The Lebanese Red Cross said it transported 45 people to hospitals and treated 328 at the scene.
The blockade forced several MPs’ vehicles to retreat under a hail of stones and projectiles that shattered car windows.
MP Salim Saadeh, a representative of the Syrian Social Nationalist Party, was taken to hospital and received stitches after protesters wrecked the car he was travelling in.
“I am fine, thanks for all the people’s love,” he said in a video from his hospital bed.

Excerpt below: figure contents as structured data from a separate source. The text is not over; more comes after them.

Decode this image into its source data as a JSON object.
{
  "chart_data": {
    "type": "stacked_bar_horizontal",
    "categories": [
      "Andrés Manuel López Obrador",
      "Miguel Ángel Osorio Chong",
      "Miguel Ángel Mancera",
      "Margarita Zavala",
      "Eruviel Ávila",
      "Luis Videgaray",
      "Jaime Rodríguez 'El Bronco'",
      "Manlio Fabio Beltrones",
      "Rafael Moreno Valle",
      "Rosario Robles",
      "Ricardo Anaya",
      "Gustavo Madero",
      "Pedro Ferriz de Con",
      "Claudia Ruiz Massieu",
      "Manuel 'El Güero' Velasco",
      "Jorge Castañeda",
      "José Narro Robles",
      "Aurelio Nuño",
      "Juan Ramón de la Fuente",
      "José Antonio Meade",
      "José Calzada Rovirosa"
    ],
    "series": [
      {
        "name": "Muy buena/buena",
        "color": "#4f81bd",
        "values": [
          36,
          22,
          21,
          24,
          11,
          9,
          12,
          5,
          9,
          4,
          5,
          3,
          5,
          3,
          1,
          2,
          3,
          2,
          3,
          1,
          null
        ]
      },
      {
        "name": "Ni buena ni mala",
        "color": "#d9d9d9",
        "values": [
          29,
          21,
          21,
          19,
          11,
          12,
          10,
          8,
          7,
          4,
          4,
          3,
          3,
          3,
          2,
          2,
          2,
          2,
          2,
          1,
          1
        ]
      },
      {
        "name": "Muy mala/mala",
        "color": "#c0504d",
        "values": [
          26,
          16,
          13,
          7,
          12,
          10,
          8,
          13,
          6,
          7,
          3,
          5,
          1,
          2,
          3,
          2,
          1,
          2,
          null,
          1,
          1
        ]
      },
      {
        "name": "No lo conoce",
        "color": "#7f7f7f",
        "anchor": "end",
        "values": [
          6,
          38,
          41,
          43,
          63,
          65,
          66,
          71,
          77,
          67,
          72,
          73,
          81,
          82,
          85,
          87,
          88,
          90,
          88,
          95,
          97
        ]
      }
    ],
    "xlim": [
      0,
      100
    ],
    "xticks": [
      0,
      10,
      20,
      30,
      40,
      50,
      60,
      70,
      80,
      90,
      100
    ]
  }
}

— Salim Saadeh سليم سعادة (@SalimSaadeh) February 11, 2020
During the televised parliamentary session, Diab read the new government’s policy statement, laying out measures aimed at addressing the worst financial crisis in Lebanon’s history.
He said the government would undertake fiscal and administrative reforms, fight corruption, tax evasion and smuggling, and seek to establish the independence of the judiciary within 100 days.
Protesters tore down metal and cement barricades put up around Nejmeh Square, the seat of the Parliament. A group of people also set fire to a bank next to the parliament’s entrance.
Running street battles ensued, lasting several hours in downtown Beirut before calming down some nine hours after protesters took to the streets on Tuesday.
In October, the entire parliamentary area was closed off to the public after unprecedented protests broke out in the country, bringing down Hariri’s government.
Since then, large demonstrations have occurred regularly, demanding the removal of a political class that has ruled Lebanon since its civil war ended in 1990.
Protesters demand a government consisting of independent experts to lead the country out of its financial crisis, fight corruption and hold early elections.
Many feel that Diab’s government of 20 ministers, picked mostly by Hezbollah and its main allies, the Free Patriotic Movement and the Amal Movement, has failed in meeting their demands for change.
“They were chosen by the same people. How can we expect anything different?” Aline Germani, a 47-year-old professor told Al Jazeera.
Despite the protesters’ failure to prevent the Parliament’s no-confidence vote from going forward, Germani said they had made gains.
“They are scared of us now. If they weren’t scared, they wouldn’t have gone in like rats… that alone is a victory.”